Лицо Тана переменилось, и он поднял руки, как будто стараясь загородиться от меня.

— Ну вот, ты застал меня врасплох. Я безоружен и не могу защититься от такого смертоносного нападения. — Он пытался шутить в присутствии своих подчиненных и с натянутой улыбкой схватил меня за руку и вывел из палатки в темноту, а потом потащил за пределы лагеря в открытое пшеничное поле. Я бежал за ним, как ребенок, не в силах вырваться из могучих пальцев, которые привыкли держать меч и огромный боевой лук, его Ланату.

— Ладно, давай выкладывай! Рассказывай, что могло так испортить тебе настроение?

Я все еще злился, но теперь страх пересиливал злость, и язык мой снова заговорил без всякого стеснения.

— Я полжизни потратил на то, чтобы защитить тебя от твоей же собственной глупости, и мне это надоело. Ты хоть что-нибудь понимаешь в жизни? Неужели ты в самом деле поверил, что тебе разрешат безнаказанно уйти после вчерашнего проступка?

— Ты говоришь о моей речи? — Он казался озадаченным и отпустил мою руку. — Как ты можешь называть это проступком? Все мои подчиненные, с кем бы я ни разговаривал, считают, что я все сказал правильно, и все мною восхищаются.

— Дурак, разве ты не понимаешь, что мнение твоих подчиненных и друзей гнилой рыбы не стоит в этом мире?

Будь у нас более сильный фараон, ты уже был бы мертв, но даже и этот слабый и колеблющийся старик не может позволить тебе остаться безнаказанным после твоей наглой речи. Трон стоит гораздо больше твоей жизни. Тебе придется платить по счетам, Тан, вельможа Харраб! И Гор знает: счет этот будет велик.

— Ты говоришь загадками. Я оказал царю большую услугу. Он окружен льстивыми жабами, которые кормят его ложью, думая, что именно это фараон хочет слышать. Правда должна порадовать его. В глубине души я знаю: когда он подумает как следует, то будет мне благодарен.

Мой гнев начал улетучиваться перед простой и крепкой верой в торжество добра.

— Тан, милый друг мой, как же ты невинен! Никто из живущих на земле людей не будет благодарен за нелицеприятную правду, которую вколачивают ему в уши. Но ты и без этого сыграл на руку вельможе Интефу.

— Вельможе Интефу? — Тан уставился на меня. — А что в этом плохого? Ты говоришь так, как будто он — мой враг. Великий визирь был лучшим другом моего отца. Я знаю, что могу довериться ему и он защитит меня. Он поклялся моему отцу, когда тот лежал на смертном одре…

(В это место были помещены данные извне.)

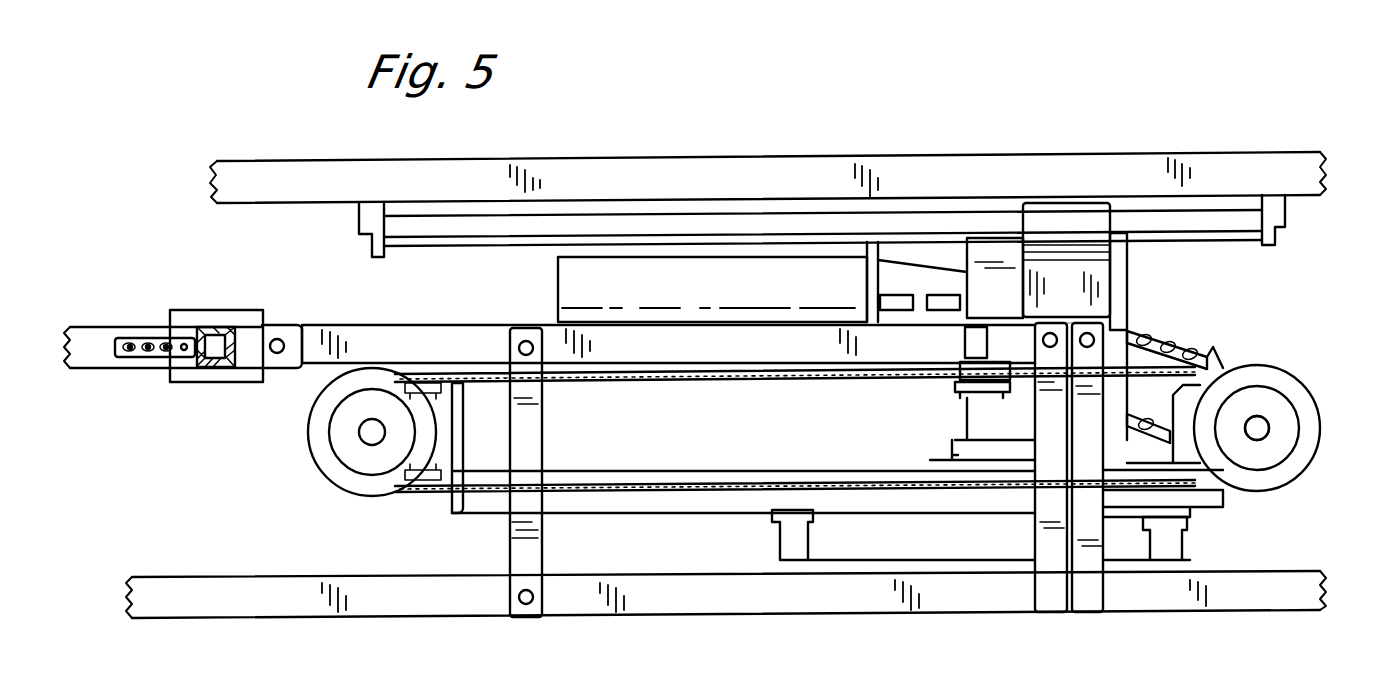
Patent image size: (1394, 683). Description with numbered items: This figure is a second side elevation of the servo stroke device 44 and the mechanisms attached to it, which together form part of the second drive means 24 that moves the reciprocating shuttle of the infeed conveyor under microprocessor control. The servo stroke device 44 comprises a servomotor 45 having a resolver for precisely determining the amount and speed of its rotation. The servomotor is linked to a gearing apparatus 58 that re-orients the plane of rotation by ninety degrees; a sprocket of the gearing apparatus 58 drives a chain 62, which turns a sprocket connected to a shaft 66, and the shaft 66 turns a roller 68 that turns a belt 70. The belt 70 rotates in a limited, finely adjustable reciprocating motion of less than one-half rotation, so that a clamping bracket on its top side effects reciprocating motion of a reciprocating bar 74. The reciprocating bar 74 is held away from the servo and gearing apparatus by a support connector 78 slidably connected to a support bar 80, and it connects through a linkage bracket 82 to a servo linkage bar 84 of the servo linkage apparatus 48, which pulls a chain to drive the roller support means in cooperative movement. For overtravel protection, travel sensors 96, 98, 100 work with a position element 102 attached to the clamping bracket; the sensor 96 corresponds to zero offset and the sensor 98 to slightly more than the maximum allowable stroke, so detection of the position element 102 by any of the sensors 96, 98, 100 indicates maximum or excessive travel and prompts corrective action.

The second drive means 24 is at (1200, 128).
The servo stroke device 44 is at (1225, 302).
The servomotor 45 is at (738, 306).
The servo linkage apparatus 48 is at (125, 380).
The gearing apparatus 58 is at (985, 250).
The chain 62 is at (1172, 342).
The shaft 66 is at (1257, 428).
The roller 68 is at (1310, 414).
The belt 70 is at (690, 386).
The reciprocating bar 74 is at (365, 350).
The support connector 78 is at (1060, 228).
The support bar 80 is at (612, 228).
The linkage bracket 82 is at (228, 378).
The servo linkage bar 84 is at (88, 340).
The travel sensor 96 is at (1052, 560).
The travel sensor 98 is at (518, 536).
The travel sensor 100 is at (1090, 580).
The position element 102 is at (967, 337).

Я увидел, что, несмотря на хорошее настроение и нашу дружбу, он начал сердиться на меня, может, даже первый раз в своей жизни. Я знал также: в гневе Тан страшен, хотя разозлить его довольно трудно.

— О, Тан! — я наконец обуздал свой гнев. — Я был несправедлив к тебе, я должен был столько тебе рассказать, но не сделал этого. Все совсем не так, как ты думаешь: я, трус, не мог рассказать, что Интеф был смертельным врагом твоего отца.

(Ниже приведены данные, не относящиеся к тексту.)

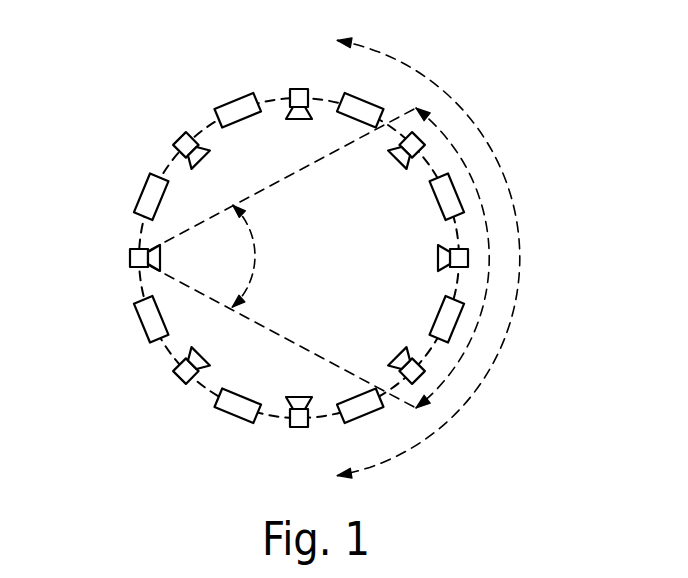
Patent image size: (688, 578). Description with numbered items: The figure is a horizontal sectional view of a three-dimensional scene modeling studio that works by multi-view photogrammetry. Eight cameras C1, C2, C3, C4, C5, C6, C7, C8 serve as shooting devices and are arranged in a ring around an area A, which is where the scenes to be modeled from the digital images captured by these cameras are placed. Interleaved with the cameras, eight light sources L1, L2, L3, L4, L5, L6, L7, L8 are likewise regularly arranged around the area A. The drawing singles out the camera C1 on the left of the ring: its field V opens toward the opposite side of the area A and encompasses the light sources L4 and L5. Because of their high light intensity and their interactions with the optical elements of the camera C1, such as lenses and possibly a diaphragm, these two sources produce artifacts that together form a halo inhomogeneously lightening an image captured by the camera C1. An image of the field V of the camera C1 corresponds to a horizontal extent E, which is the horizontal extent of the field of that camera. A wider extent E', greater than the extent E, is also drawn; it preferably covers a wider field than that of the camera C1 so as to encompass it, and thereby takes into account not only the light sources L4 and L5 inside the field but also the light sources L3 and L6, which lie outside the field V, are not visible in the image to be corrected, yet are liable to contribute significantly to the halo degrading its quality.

The area A is at (125, 284).
The field V is at (283, 258).
The horizontal extent E is at (462, 258).
The extent E' is at (440, 258).
The camera C1 is at (130, 252).
The camera C2 is at (178, 140).
The camera C3 is at (300, 89).
The camera C4 is at (390, 160).
The camera C5 is at (438, 258).
The camera C6 is at (397, 358).
The camera C7 is at (297, 426).
The camera C8 is at (180, 382).
The light source L1 is at (141, 190).
The light source L2 is at (247, 93).
The light source L3 is at (358, 97).
The light source L4 is at (435, 200).
The light source L5 is at (437, 318).
The light source L6 is at (360, 408).
The light source L7 is at (230, 415).
The light source L8 is at (137, 325).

— Как может это быть правдой? — Тан покачал головой. — Они же были друзьями, лучшими друзьями. В самых первых моих воспоминаниях отец и Интеф смеются рядом друг с другом. Отец говорил мне, что я могу доверить свою жизнь вельможе Интефу.

— Благородный Пианки, вельможа Харраб, правда верил в это. Но это стоило ему состояния и даже самой жизни, которую он доверил Интефу.

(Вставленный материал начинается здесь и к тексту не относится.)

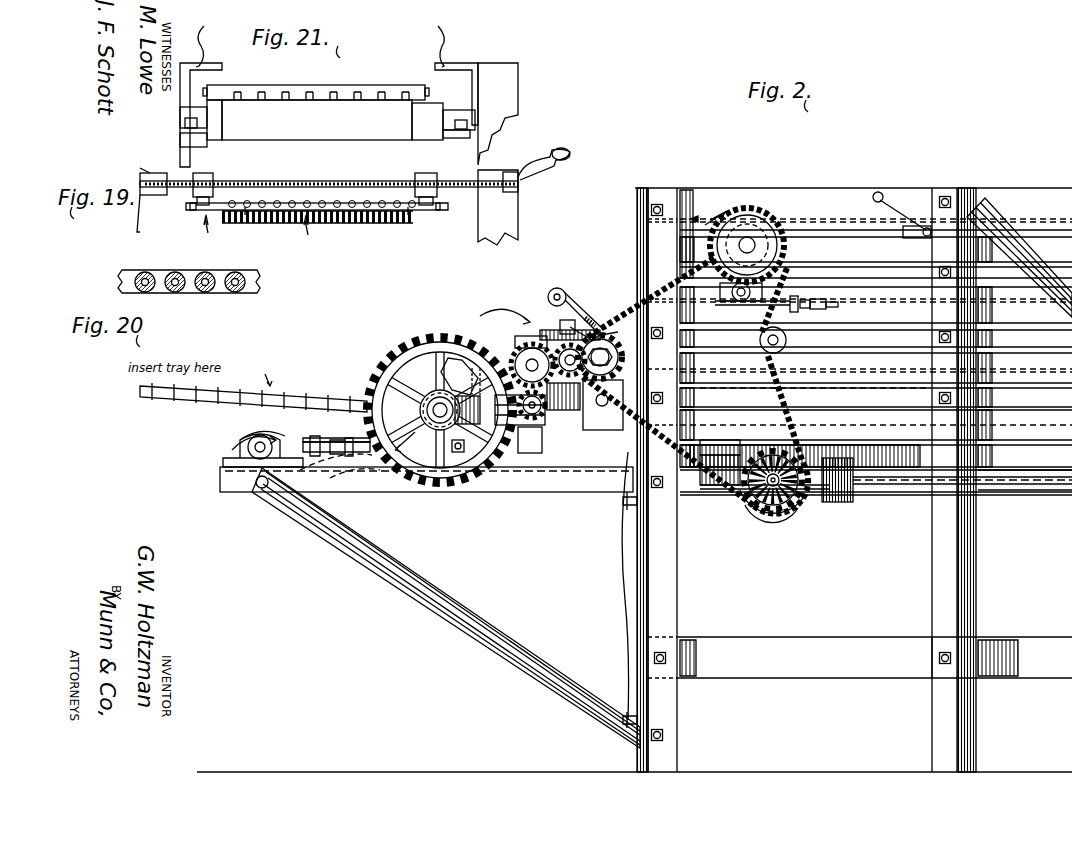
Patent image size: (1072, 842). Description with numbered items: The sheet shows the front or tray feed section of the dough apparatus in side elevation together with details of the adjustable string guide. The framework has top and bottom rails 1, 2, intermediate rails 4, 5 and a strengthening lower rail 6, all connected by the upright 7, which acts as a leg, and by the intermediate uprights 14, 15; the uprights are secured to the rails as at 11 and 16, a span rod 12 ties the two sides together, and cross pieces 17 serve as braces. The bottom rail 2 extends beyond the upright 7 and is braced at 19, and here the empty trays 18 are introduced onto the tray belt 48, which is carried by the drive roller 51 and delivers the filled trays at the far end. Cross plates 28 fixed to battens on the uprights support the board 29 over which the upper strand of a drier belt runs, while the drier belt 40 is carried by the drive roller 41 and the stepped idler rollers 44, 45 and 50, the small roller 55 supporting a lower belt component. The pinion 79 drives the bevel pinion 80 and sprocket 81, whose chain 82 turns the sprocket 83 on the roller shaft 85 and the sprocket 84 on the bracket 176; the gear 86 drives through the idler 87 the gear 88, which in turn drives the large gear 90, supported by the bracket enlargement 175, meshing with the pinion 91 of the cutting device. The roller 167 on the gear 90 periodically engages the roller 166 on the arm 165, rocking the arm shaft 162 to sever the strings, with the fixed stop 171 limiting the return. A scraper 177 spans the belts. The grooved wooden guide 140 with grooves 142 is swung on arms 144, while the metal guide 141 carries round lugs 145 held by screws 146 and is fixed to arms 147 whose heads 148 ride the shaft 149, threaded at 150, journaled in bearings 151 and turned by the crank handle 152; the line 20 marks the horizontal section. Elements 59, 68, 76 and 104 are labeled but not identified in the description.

In FIG. 21, the top rail 1 is at (184, 62).
In FIG. 2, the top rail 1 is at (763, 195).
In FIG. 2, the bottom rail 2 is at (532, 485).
In FIG. 2, the intermediate rail 4 is at (843, 325).
In FIG. 2, the intermediate rail 5 is at (830, 270).
In FIG. 2, the lower rail 6 is at (851, 645).
In FIG. 2, the upright 7 is at (673, 620).
In FIG. 2, the securing means 11 is at (641, 200).
In FIG. 2, the span rod 12 is at (658, 205).
In FIG. 2, the upright 14 is at (932, 607).
In FIG. 2, the upright 15 is at (712, 400).
In FIG. 2, the securing means 16 is at (945, 198).
In FIG. 21, the cross piece 17 is at (500, 60).
In FIG. 2, the cross piece 17 is at (1010, 215).
In FIG. 2, the tray 18 is at (190, 402).
In FIG. 2, the bracing 19 is at (480, 615).
In FIG. 19, the section line 20— 20 is at (266, 229).
In FIG. 2, the cross plate 28 is at (985, 215).
In FIG. 2, the board 29 is at (900, 232).
In FIG. 2, the drier belt 40 is at (908, 385).
In FIG. 2, the drive roller 41 is at (785, 215).
In FIG. 2, the idler roller 44 is at (830, 240).
In FIG. 2, the roller 45 is at (507, 352).
In FIG. 2, the tray belt 48 is at (900, 490).
In FIG. 2, the idler roller 50 is at (890, 290).
In FIG. 2, the drive roller 51 is at (836, 355).
In FIG. 2, the small roller 55 is at (738, 495).
In FIG. 2, the bolt 59 is at (826, 318).
In FIG. 2, the rail 68 is at (815, 222).
In FIG. 2, the shaft 76 is at (1010, 490).
In FIG. 2, the pinion 79 is at (800, 515).
In FIG. 2, the bevel pinion 80 is at (770, 515).
In FIG. 2, the sprocket 81 is at (745, 500).
In FIG. 2, the chain 82 is at (722, 485).
In FIG. 2, the sprocket 83 is at (730, 212).
In FIG. 2, the sprocket 84 is at (745, 345).
In FIG. 2, the shaft 85 is at (749, 238).
In FIG. 2, the gear 86 is at (583, 340).
In FIG. 2, the idler 87 is at (565, 345).
In FIG. 2, the gear 88 is at (534, 325).
In FIG. 2, the large gear 90 is at (400, 345).
In FIG. 2, the pinion 91 is at (545, 450).
In FIG. 2, the idler sprocket 104 is at (795, 356).
In FIG. 21, the guide 140 is at (372, 85).
In FIG. 2, the guide 140 is at (878, 190).
In FIG. 19, the guide 141 is at (370, 181).
In FIG. 20, the guide 141 is at (200, 294).
In FIG. 2, the guide 141 is at (470, 340).
In FIG. 21, the groove 142 is at (296, 85).
In FIG. 21, the arm 144 is at (322, 37).
In FIG. 2, the arm 144 is at (905, 228).
In FIG. 19, the lug 145 is at (294, 222).
In FIG. 20, the lug 145 is at (236, 272).
In FIG. 19, the screw 146 is at (282, 203).
In FIG. 20, the screw 146 is at (173, 271).
In FIG. 19, the arm 147 is at (196, 205).
In FIG. 19, the enlarged head 148 is at (427, 173).
In FIG. 19, the shaft 149 is at (244, 181).
In FIG. 19, the threaded end 150 is at (192, 172).
In FIG. 19, the bearing 151 is at (512, 175).
In FIG. 2, the bearing 151 is at (580, 320).
In FIG. 19, the crank handle 152 is at (566, 150).
In FIG. 2, the crank handle 152 is at (558, 288).
In FIG. 2, the arm shaft 162 is at (515, 430).
In FIG. 2, the arm 165 is at (444, 424).
In FIG. 2, the roller 166 is at (440, 388).
In FIG. 2, the roller 167 is at (440, 465).
In FIG. 2, the fixed stop 171 is at (445, 360).
In FIG. 2, the enlargement 175 is at (380, 480).
In FIG. 2, the bracket 176 is at (600, 432).
In FIG. 2, the scraper 177 is at (905, 290).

— Нет, нет, ты глубоко ошибаешься. Мой отец стал жертвой цепи несчастий…

— И каждое из этих несчастий было подготовлено вельможей Интефом. Он завидовал твоему отцу, его добродетелям и любви народа к нему, завидовал его богатству и влиянию на фараона. Понимал, что вельможа Харраб будет назначен великим визирем гораздо раньше него самого, и ненавидел за это.